Craftivity Designs | September 2, 2014 | 2 Comments so far

Flanking each side of our dining room buffet are upholstered linen chairs.


I had a pillow on each one; but they felt too big for the depth of the chair. Pillows still aren't out of the question; but I'd have to find some small ones. In either case, I thought something draped over the chair back would make a nice impact, without taking any space from the seat.


I used the same product that I used for my No-Sew Window Shade. {**all Amazon links are affiliate links}


The fabric is an upholstery remnant I picked up at Hancock Fabrics. I always check their remnant bin - specifically for upholstery fabrics. Many times there is nothing of interest; but sometimes you can find steals on a beauty like this fabric.



Since I just shared the tutorial for using Heat-n-Bond on the shade recently {click here to see it}, I'll skip step-by-step details and just give you a few photos of the process and finished product.

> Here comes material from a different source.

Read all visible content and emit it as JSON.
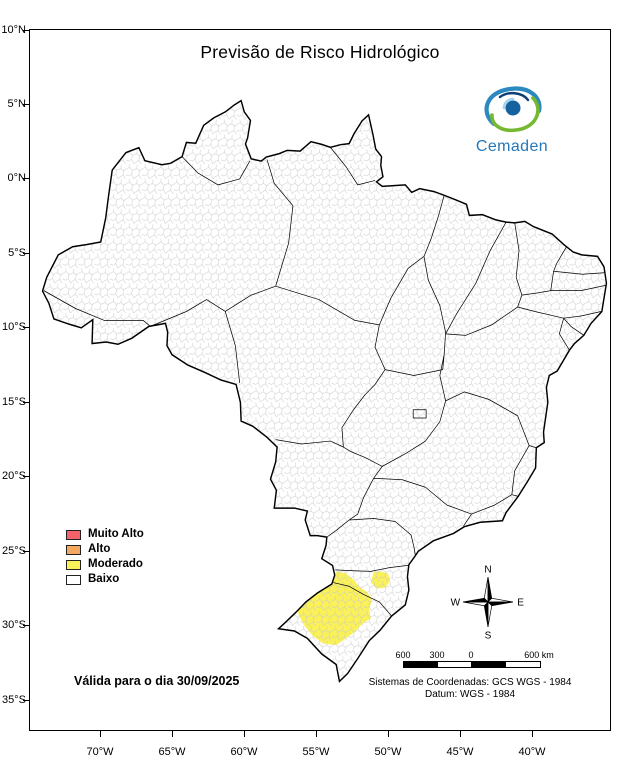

iron the tape // peel of the paper packing // fold over and iron // repeat for each side // enjoy!
If I find some little pillows to add eventually, that's great. If not, I'm really pleased with how this end of the dining room is coming together. The pillows would just be a bonus!


Now to do some more work on the other end... we're moving our dining cabinet in and have a fireplace to paint, so there is still plenty more to do!

Could you use a chair back cover? If you've got some pretty, but plain, chairs -- this is a simple solution! Have you ever used a no-sew hem tape before? What has your experience been?